Up until Wild Week, I had this plan to go to Pharmacy school and graduate...and bla bla bla. But now, I've totally surrendered to God's will. I would love to do long term or full time missions but I don't know how to go about it so I'm faithfully waiting for God to open up some doors. (In the same way He did with Wild Week) My mom doesn't understand this. She's worried that I'm a naive little girl whose living in this fantasy world and doesn't understand the harshness of the real world. But she also has this mold that she's always, subconsciously, tried to fit me in. I really do believe she has good intentions and doesn't mean to do this but she does. For instance, she always wondered why I never hung out very much with the kids at my school. All they did was get drunk and have sex to put it bluntly and frankly, I hated being the DD. And she thought I was an outcast. I have a group of friends who are slightly different as in, piercings and tattoos and she doesn't like all of that stuff but these are great, God loving people, who have nothing but a positive influence on my life and she doesn't understand that. She doesn't mind these people. I mean she's not that closeminded but she's scared I'm going to come home with tattoos and piercings and she doesn't want me to. To put it simply, my independence scares her because she knows I'm going to do whatever I feel called to do. But she fussed at me all night and it turned into this big argument about me not being responsible and she thinks I'm not going to do anything that's going to support myself. Basically, I'm going to throw my life away. I'm not stupid. I know that if I wanna do long term missions, I have to save up a lot of money and I still plan on going to school, graduating, paying off some loans and then saving up. I just don't wanna be tied down with a job like pharmacy. I'd rather do something where I'm my own boss so I'd have that freedom to pursue missions if I wanted to. I just don't wanna be obligated to a job like that if God calls me somewhere. And that's my only point. I really like this blog thing. It's a great way to vent.
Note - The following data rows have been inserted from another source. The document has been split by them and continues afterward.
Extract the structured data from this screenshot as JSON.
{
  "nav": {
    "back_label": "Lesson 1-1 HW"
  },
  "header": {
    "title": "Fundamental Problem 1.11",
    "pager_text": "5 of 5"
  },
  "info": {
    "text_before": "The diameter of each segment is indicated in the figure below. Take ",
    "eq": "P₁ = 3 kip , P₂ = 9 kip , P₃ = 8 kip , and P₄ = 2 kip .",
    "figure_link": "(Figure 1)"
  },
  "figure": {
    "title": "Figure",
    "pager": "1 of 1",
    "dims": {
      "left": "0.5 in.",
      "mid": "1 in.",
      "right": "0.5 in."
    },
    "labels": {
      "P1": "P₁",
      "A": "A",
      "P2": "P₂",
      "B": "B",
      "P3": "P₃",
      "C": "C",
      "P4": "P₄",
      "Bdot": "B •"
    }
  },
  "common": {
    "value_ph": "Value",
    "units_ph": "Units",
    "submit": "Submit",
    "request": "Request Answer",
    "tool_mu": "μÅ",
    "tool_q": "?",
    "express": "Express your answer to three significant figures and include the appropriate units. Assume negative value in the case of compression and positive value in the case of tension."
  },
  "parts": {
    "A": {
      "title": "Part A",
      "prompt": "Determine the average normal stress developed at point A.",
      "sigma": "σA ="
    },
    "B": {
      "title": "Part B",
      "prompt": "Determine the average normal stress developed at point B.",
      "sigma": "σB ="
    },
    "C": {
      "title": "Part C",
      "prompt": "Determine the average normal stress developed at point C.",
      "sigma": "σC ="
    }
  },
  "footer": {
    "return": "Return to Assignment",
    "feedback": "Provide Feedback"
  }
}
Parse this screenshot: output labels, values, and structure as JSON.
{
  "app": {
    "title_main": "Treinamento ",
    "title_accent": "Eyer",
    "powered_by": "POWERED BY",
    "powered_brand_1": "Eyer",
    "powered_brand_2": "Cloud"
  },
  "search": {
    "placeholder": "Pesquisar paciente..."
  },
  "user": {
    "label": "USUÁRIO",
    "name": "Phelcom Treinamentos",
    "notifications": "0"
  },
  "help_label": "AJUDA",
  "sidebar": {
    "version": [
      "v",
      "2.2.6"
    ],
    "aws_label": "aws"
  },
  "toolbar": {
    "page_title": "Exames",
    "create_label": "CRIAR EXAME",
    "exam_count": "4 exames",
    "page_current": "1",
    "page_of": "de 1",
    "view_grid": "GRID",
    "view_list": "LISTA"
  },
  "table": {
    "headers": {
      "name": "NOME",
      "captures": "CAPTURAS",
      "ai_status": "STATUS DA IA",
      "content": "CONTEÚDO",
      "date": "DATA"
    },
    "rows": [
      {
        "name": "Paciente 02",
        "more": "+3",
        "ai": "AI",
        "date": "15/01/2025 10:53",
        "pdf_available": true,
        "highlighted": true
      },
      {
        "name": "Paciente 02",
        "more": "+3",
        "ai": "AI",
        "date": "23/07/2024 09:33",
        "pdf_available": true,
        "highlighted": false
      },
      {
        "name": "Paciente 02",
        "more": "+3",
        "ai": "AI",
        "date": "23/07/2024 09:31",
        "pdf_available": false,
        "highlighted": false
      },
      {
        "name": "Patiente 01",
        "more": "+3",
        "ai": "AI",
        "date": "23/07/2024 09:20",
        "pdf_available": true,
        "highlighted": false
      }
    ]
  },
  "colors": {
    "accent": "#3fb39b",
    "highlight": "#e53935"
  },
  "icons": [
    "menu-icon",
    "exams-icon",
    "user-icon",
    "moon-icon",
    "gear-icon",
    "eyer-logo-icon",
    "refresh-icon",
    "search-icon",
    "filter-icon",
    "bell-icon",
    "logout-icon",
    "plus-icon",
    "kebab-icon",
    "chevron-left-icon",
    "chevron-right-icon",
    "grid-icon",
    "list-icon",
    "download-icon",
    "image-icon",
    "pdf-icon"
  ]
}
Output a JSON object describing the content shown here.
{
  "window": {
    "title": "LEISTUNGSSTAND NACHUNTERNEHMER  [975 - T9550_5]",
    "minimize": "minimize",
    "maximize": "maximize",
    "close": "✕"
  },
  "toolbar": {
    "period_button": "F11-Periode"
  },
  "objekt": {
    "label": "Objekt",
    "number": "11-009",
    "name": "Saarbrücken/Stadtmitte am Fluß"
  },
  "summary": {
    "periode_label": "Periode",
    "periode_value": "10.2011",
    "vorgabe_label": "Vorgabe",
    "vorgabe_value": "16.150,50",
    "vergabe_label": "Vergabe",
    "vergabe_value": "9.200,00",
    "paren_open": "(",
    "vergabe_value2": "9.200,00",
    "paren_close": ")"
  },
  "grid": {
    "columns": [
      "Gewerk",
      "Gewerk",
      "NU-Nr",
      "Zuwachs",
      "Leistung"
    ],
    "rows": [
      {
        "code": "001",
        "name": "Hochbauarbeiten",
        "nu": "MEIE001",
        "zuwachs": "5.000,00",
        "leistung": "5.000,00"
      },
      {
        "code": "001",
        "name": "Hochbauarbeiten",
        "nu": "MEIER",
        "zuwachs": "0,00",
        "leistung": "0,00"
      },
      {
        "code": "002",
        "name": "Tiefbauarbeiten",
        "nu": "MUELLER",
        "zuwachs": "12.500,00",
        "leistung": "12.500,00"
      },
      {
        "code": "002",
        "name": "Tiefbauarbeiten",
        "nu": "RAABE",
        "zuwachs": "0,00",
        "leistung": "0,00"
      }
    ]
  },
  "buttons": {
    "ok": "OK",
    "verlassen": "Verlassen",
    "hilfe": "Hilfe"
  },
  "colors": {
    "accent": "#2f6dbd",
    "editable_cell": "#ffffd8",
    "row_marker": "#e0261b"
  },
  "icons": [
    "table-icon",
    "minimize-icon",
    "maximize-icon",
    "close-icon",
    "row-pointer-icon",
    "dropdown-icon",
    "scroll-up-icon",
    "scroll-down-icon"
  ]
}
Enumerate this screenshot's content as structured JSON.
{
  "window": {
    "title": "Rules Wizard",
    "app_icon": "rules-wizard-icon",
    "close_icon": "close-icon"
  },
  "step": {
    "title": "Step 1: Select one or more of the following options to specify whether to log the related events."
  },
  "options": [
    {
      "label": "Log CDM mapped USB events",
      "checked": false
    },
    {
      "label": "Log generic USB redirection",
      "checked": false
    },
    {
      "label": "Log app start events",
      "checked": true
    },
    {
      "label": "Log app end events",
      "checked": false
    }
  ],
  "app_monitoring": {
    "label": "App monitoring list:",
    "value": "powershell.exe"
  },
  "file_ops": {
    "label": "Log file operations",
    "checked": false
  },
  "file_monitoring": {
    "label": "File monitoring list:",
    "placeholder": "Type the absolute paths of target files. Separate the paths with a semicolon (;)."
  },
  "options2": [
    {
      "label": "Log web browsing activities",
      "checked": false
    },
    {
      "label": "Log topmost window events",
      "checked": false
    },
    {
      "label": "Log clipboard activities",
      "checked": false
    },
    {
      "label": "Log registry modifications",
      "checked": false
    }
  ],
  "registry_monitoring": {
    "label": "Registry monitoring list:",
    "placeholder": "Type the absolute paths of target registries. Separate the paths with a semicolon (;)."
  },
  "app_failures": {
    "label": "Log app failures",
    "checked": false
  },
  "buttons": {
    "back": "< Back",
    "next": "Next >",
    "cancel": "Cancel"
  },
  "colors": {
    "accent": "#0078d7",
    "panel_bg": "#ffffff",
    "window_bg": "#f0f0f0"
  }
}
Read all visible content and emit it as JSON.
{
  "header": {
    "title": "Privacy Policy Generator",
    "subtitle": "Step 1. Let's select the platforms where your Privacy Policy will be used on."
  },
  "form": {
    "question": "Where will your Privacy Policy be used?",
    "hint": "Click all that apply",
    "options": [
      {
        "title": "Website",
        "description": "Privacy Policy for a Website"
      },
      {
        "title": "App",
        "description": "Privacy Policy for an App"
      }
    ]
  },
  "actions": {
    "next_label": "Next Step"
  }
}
Oh...and she's freaking out because I really am getting a tattoo. :] I kinda like that she is though. Is it bad that I enjoyed her reaction? ;]

I miss so many people right now. I hate it. Wild Week is a big part of me starting this blog so you will probably see a lot of stories from it and a lot of references to it which shouldn't be a problem because most of my readers will be from there anyway.

Love you all. But it's 3 in the morning now and I need sleep.